In the 6-foot-11 Rabb, 7-foot-1 Kingsley Okoroh and 7-foot Kameron Rooks, the team has multiple rim protectors, something lacking a year ago. The 6-7 Brown, 6-6 Jabari Bird and 6-7 Stephen Domingo offer flexibility. And 6-3 Jordan Mathews, 6-4 Sam Singer and 6-5 Tyrone Wallace can be mixed and matched in the backcourt.
“We’re probably more athletic this year, so we have a lot of guys who are able to do more, guys who maybe can guard positions, get in the passing lanes, steals, blocked shots,” Wallace said.

At least in theory, that will allow the Bears to apply half-court and full-court pressure more often and effectively.

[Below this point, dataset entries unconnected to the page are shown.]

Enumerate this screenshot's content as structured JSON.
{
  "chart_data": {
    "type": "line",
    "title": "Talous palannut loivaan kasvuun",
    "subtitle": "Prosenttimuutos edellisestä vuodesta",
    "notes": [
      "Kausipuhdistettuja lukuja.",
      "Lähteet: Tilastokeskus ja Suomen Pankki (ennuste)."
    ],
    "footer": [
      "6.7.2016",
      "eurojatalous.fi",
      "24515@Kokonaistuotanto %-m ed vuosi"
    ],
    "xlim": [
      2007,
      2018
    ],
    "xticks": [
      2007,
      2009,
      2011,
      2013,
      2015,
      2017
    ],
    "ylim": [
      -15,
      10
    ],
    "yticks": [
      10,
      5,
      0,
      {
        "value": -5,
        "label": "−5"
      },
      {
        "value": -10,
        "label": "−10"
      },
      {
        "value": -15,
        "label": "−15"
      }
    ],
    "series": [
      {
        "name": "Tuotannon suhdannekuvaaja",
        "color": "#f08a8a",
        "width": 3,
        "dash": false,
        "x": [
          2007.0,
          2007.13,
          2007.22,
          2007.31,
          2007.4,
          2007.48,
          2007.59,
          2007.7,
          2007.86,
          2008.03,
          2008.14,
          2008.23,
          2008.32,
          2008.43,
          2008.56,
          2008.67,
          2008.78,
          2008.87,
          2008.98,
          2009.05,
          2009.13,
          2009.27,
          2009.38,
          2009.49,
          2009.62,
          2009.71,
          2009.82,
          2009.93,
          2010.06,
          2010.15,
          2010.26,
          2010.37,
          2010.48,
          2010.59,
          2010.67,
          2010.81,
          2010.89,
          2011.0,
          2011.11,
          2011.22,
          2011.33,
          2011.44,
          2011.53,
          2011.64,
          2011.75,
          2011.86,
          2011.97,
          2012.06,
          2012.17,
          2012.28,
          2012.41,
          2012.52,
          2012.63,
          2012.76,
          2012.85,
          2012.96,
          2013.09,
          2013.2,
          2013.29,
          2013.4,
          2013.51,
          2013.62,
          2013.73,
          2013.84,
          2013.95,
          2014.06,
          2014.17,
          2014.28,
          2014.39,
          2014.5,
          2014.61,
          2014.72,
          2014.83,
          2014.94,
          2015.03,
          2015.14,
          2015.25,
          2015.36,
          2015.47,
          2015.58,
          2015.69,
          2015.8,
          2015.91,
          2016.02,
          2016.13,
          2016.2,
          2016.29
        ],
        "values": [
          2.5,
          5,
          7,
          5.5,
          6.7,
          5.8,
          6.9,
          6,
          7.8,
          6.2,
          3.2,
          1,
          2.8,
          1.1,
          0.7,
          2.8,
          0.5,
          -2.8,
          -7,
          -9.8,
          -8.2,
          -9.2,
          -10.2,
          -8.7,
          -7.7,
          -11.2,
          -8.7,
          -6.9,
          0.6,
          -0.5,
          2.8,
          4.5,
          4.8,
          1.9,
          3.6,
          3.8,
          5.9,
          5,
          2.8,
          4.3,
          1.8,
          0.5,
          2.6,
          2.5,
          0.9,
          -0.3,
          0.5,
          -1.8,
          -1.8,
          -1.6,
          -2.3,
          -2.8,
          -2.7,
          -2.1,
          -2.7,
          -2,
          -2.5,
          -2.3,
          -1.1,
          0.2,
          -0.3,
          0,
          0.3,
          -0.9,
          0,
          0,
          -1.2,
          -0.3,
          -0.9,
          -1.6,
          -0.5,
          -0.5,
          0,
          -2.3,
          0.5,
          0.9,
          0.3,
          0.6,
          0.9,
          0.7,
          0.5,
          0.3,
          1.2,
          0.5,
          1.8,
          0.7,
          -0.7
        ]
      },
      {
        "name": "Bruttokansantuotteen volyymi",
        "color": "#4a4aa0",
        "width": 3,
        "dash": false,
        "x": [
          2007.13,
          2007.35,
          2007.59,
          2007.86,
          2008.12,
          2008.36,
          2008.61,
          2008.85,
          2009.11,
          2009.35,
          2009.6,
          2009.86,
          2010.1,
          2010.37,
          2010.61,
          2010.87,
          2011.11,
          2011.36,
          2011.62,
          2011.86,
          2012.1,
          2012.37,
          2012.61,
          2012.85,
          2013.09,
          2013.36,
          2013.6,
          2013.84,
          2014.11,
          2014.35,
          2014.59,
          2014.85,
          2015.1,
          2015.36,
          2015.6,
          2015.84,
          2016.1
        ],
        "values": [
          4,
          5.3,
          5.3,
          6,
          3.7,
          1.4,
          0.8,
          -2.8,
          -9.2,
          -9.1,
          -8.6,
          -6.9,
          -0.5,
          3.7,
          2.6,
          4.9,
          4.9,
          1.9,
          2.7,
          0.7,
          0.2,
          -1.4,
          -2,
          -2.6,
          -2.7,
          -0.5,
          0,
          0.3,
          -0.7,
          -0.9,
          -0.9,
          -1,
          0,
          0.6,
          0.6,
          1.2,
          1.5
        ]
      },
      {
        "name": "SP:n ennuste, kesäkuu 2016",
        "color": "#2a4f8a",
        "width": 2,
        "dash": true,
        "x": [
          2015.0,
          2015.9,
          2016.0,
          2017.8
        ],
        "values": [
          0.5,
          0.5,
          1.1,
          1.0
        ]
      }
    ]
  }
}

The Bears averaged barely four steals per game last season.

“We certainly have great guys doing off the bench,” Wallace said. “That’s something that coach wants to work on a little bit … to get up and pressure teams and force them to take time off the shot clock. That’s something that I can definitely can see us doing.”

The many options will allow Martin and his staff to be more creative in their schemes.

When the Bears visited Australia on a recent exhibition tour, for instance, Martin experimented without a center late in games. One lineup featured Wallace at point guard, Bird, Brown and Mathews at the wings and Rabb in the middle.

“The thing I’ve been most impressed with is our competitive spirit,” Martin said. “When you have a competitive nature across the board, it helps you in hostile environments. When you get down in games, hit adversity, you have a level of toughness. Toughness and competitive spirit have grown in our program and helped us jell as a team and make progress.”